Jeudi 11 janvier. Depuis trois jours, les agriculteurs allemands multiplient les actions de terrain contre la décision du gouvernement, annoncée trois semaines plus tôt, de supprimer l’allègement fiscal sur le gazole non routier. Ce matin-là encore, alors que des tracteurs bloquent des autoroutes dans tout le pays, une ville fait la « une » des médias : Cottbus, à la frontière polonaise, où plus d’un millier de manifestants se sont donné rendez-vous, malgré le froid polaire, devant le nouvel atelier de maintenance de la Deutsche Bahn, que doit venir inaugurer le chancelier, Olaf Scholz.

A quelques mètres de l’entrée, un homme se démarque, avec son gilet vert et son chapeau marron. La cinquantaine joviale, il semble connaître tout le monde, à commencer par les journalistes de la presse régionale avec qui il enchaîne les interviews. Heiko Terno dirige une exploitation de 360 vaches laitières entre Cottbus et Berlin et est vice-président de la Fédération des agriculteurs du Brandebourg. Interrogé sur ce qu’il pense du gouvernement, sa réponse fuse : « Le gros problème, ce sont les Verts. Comment a-t-on pu leur confier le ministère de l’agriculture ? Ces gens-là ne connaissent rien à nos problèmes. Avec les sociaux-démocrates [le parti d’Olaf Scholz] ou les libéraux [celui du ministre des finances, Christian Lindner], on peut ne pas être d’accord, mais au moins on discute. Avec les Verts, c’est impossible, on a affaire à des idéologues totalement coupés de la réalité. »

En entendant parler politique, un vieil homme s’invite dans la conversation. Ouvrier textile à la retraite, il tenait à être là pour soutenir les agriculteurs. « Eux, c’est le prix du diesel, mais pour tout le monde, c’est pareil : on ne peut plus rien acheter ; depuis deux ans, tous les prix ont explosé. » Très vite, les coupables sont désignés : là encore, ce sont les Verts. « On avait du gaz pas cher mais sous prétexte qu’on l’achetait au méchant M. Poutine, ils ont fermé le robinet. On avait encore trois centrales nucléaires, mais comme ils ont décrété que le nucléaire est pire que Satan, on les a fermées au moment même où l’on risquait la pénurie d’électricité. Ces gens-là nous disent qu’ils veulent sauver la planète, mais en attendant, ils ruinent l’Allemagne et affament les Allemands. »

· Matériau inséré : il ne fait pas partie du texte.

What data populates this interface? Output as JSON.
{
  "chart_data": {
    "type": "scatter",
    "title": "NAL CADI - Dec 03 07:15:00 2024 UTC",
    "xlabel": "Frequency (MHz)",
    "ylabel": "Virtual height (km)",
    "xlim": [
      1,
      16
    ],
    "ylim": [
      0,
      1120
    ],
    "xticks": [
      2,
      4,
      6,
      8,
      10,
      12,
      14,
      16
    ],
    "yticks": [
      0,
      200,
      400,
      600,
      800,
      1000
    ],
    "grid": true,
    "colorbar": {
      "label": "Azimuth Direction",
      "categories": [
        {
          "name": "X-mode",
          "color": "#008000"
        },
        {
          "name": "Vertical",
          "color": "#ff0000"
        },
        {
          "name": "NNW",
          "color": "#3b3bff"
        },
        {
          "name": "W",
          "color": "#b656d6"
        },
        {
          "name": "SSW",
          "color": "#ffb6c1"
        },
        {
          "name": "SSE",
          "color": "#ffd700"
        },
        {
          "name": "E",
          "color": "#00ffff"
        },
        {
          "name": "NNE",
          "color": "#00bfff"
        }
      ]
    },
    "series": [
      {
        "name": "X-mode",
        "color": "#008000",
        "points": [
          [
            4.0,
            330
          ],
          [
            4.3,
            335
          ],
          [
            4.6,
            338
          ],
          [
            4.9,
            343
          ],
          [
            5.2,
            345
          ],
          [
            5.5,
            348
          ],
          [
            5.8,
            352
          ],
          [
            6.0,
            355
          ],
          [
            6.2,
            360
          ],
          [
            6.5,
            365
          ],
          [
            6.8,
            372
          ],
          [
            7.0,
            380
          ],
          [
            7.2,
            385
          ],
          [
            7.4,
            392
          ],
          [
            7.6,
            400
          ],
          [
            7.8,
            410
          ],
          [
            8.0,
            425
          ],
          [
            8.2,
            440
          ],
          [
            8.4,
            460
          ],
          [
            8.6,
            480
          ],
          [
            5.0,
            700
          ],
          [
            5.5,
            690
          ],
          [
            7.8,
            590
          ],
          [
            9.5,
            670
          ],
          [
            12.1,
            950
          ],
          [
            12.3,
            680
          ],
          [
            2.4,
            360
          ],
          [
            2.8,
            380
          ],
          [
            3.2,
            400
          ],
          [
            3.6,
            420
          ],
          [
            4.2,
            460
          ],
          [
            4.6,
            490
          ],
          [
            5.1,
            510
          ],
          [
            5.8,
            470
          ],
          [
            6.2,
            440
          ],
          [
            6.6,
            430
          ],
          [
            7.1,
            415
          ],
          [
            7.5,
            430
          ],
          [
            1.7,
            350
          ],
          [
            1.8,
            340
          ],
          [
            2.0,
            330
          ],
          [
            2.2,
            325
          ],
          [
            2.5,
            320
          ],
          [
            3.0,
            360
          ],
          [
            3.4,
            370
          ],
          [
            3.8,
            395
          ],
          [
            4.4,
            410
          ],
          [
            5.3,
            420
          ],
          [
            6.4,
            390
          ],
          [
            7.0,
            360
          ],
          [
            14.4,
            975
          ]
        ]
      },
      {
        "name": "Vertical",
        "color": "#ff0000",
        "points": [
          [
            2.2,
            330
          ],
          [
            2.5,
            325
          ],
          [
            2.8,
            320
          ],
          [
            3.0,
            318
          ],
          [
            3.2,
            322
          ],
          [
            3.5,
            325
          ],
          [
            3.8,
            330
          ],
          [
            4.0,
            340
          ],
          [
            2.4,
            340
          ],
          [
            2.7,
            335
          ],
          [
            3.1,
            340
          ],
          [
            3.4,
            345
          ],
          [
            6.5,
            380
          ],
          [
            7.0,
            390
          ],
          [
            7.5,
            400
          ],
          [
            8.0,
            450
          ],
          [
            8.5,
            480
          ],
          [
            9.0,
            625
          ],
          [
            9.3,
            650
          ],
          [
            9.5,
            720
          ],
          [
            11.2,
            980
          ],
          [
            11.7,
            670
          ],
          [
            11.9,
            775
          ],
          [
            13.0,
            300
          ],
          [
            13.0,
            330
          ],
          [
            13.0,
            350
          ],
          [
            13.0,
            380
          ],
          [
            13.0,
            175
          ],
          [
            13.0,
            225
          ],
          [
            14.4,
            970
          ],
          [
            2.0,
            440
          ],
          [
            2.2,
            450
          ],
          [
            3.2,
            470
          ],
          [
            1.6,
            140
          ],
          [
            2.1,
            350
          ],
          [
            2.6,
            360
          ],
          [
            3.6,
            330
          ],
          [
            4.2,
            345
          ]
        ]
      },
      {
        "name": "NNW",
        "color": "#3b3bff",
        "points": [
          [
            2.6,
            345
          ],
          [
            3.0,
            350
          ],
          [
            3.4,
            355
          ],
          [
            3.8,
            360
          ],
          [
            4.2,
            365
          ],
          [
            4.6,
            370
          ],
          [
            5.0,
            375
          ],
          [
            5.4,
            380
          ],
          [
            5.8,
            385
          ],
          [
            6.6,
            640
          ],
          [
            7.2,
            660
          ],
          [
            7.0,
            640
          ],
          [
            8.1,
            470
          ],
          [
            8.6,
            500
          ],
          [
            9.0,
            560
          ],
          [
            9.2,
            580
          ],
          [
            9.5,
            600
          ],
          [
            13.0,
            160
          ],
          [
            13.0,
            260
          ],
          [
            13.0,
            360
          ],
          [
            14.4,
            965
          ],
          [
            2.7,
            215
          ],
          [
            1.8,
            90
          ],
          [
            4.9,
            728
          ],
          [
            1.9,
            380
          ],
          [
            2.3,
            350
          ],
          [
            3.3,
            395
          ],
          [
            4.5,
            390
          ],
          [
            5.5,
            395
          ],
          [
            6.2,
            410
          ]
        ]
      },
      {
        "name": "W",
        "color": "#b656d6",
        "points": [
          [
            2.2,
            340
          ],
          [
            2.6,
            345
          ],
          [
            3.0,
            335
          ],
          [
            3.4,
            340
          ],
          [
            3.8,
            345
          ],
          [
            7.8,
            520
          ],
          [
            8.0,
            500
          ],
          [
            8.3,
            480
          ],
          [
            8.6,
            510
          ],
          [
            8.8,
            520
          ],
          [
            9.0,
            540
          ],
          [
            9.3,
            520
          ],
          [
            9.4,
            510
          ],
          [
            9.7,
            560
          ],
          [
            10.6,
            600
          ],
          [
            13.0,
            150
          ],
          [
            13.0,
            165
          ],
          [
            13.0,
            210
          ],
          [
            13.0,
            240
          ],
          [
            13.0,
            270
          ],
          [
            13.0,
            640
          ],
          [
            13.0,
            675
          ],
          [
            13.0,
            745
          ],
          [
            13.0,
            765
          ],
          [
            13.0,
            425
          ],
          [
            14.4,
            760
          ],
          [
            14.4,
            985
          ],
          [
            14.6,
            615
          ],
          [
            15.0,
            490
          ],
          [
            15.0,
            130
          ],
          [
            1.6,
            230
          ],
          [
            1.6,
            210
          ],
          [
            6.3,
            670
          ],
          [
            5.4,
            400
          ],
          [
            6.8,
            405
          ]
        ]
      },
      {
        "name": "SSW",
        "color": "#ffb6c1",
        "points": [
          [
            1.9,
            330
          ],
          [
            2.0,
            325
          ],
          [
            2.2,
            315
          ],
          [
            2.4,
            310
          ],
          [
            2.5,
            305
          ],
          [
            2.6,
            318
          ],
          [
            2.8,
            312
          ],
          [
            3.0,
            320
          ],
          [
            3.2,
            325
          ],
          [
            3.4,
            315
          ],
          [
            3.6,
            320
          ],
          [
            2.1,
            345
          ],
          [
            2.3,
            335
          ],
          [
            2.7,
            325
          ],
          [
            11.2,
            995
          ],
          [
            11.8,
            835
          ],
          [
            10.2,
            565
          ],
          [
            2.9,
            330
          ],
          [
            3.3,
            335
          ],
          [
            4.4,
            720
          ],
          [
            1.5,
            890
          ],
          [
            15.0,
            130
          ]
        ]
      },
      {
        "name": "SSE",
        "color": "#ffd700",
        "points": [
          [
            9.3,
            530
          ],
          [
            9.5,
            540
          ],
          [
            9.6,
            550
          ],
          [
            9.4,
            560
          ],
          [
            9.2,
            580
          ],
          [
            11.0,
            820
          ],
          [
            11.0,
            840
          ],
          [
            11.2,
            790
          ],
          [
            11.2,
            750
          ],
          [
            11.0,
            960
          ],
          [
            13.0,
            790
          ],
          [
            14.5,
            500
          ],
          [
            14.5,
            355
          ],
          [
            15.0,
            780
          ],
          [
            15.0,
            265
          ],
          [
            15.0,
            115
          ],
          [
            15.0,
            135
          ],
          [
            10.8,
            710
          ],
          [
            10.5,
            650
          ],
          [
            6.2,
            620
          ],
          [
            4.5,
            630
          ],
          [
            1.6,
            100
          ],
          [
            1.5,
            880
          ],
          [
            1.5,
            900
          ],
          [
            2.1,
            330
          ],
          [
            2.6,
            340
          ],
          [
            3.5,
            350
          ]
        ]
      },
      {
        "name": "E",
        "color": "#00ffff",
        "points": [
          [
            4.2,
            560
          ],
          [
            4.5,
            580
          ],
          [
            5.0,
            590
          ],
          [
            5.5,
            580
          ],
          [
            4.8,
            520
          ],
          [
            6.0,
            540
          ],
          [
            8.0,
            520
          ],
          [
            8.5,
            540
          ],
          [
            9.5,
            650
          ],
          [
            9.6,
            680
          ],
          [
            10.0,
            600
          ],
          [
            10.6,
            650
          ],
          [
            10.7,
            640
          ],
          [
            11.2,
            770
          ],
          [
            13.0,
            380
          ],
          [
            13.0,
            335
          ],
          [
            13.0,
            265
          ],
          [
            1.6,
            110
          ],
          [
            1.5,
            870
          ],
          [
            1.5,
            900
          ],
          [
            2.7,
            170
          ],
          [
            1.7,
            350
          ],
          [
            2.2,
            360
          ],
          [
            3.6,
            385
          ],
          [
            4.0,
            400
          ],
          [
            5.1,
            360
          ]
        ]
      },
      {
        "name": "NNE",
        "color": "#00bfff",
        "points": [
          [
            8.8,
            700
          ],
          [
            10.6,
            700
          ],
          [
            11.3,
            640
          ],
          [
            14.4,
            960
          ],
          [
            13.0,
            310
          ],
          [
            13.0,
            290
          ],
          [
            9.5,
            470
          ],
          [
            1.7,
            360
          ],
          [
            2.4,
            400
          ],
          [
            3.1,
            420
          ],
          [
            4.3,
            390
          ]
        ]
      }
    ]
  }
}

Les mots sont durs, mais ils traduisent un air du temps. Début 2021, le cercle de réflexion More in Common et l’institut de sondage Kantar avaient demandé à un échantillon représentatif de la population allemande : « Soutenez-vous le mouvement sociétal en faveur de la protection de l’environnement et de la lutte contre le changement climatique ? » A l’époque, 68 % des personnes interrogées avaient répondu oui. Deux ans plus tard, en mai 2023, seuls 34 % des sondés ont répondu positivement à cette même question.